The only exception to this is enemies who can attack you from a distance (with laser-eyes, bionic arms, etc.), or some flying winged-mutants first introduced in Rome. You need to aggressively attack them first, even if you have to squander half your health on a devastating move. There are 60 rounds in all, along with six that are replayed with different enemies (including "clones" of the naturals!) if you elect to enter a "bonus round" after defeating team ten, the New York City Cybermutes. The variety of locales is good, although you fight many of the same bad guys from round to round, which gets repetitive after a while. Fortunately, a save-game feature allows you to come back to your game later.
The game is also extremely customizeable, allowing you to select difficulty, number of lives, sound effects and music levels, etc. Since you have three team members, going up to the maximum seven lives actually gives your team 21 lives to work with -- you will be able to finish the game the first time through if you choose that option. Combine that with a difficulty level of "wimpy" and you'll come out of the game with a net gain of lives.
The graphics here are somewhat better than in Animation Magic's Zelda and "Link" games, but the bar for CD-i animation has been raised higher by Vision Factory's Dimo's Quest and The Apprentice, meaning Mutant Rampage comes off as clunky by comparison. Fighting animation consists of two poses: standing, and fist / leg / weapon extended. In the heat of battle you may not notice, but in a genre where the vivid animation of "Mortal Kombat" is being eclipsed by 3-D polygonal games, this is hopelessly behind the times.
As for the animated interludes between rounds, one has to ask "what's the point?". BodySlam host "L. Wolf Jam" appears in digital video animation, interviewing captains of your opposing teams, or mourning their defeats. The animation's decent, if flat, and is obviously re-used from scene to scene. The lip-sync isn't there and the shots often jump cut when they run out of animation. But even if this were Disney animation, it wouldn't add anything to the game -- players are interested in the fighting, not the atmosphere, and the animation doesn't add anything to the game. These scenes don't hurt the game in any obvious way, until you consider two points: first, you're paying for this, and cel-animation doesn't come cheap. Second, unless the fighting scenes are using the extra memory of the digital-video card, dropping L. Wolf could have opened this title up to the base-case audience.
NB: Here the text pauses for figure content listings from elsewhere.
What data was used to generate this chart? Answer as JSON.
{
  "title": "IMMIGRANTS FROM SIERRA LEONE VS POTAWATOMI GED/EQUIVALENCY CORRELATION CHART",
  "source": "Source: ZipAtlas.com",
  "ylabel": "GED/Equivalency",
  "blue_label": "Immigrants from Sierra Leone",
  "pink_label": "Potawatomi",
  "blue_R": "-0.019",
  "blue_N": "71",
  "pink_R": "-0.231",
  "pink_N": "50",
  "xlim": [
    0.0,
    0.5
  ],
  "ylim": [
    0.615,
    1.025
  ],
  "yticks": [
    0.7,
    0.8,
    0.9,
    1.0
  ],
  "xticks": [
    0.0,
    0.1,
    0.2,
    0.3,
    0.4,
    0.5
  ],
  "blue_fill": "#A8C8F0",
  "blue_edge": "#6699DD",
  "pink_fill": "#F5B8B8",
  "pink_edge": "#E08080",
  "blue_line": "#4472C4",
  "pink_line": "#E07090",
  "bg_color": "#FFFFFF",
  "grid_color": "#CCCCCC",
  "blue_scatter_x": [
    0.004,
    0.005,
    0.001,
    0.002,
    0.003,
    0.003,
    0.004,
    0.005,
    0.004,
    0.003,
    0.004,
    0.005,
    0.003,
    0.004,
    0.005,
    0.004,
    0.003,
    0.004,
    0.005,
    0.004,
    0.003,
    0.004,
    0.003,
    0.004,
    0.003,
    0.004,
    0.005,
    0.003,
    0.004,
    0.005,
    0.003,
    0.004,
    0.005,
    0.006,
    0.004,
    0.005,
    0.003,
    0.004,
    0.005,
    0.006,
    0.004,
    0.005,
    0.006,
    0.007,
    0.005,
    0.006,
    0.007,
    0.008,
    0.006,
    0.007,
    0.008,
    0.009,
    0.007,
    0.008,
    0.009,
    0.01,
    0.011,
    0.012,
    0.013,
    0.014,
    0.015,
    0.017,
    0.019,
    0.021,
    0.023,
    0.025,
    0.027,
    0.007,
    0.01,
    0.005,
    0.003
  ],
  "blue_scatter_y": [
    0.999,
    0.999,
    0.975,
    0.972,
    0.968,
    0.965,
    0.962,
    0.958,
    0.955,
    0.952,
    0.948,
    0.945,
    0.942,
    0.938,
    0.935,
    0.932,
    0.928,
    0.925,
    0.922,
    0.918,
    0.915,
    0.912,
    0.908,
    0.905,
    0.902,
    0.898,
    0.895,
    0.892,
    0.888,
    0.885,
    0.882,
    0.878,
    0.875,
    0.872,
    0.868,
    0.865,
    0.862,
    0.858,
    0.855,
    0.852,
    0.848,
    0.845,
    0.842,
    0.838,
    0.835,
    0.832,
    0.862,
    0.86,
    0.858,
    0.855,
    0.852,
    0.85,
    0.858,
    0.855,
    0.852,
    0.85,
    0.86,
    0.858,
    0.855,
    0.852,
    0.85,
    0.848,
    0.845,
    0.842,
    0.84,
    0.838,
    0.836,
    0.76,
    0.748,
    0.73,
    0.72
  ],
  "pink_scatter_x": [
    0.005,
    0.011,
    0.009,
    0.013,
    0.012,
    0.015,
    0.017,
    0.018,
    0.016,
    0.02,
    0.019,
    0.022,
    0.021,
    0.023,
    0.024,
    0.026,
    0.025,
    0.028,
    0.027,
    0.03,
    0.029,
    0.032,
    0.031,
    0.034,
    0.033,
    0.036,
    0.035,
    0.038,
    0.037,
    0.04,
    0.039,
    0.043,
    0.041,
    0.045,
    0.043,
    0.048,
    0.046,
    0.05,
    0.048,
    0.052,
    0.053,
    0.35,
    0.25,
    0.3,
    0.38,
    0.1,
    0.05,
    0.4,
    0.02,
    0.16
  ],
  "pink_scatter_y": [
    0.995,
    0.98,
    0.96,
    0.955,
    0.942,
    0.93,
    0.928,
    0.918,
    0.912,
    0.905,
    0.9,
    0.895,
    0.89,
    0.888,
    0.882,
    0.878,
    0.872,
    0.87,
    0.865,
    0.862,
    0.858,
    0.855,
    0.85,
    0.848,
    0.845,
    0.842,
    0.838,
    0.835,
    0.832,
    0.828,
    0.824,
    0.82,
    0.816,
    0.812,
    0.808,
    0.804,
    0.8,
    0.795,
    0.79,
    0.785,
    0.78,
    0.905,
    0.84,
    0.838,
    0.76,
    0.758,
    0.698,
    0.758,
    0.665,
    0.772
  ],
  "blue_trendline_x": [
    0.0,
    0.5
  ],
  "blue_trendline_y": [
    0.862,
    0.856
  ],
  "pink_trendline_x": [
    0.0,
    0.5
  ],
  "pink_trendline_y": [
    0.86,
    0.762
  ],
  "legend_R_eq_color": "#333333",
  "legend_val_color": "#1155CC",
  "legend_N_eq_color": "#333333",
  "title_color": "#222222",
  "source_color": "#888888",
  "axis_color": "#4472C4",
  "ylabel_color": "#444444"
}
Mutant Rampage: Body Slam isn't without its obnoxious charms -- in some levels, you can knock a mutant's head off and use it to pound his team-mates. But the ass-kicking market is too competitive for a plodding game like this to impress most players. CD-i Arena fighters can only play this or "Rise of the Robots", and those who might give "Mutant Rampage" a chance will find it doesn't offer anything more than did "Double Dragon" or the other fighting games of five years ago. The only difference is: This is on CD-i!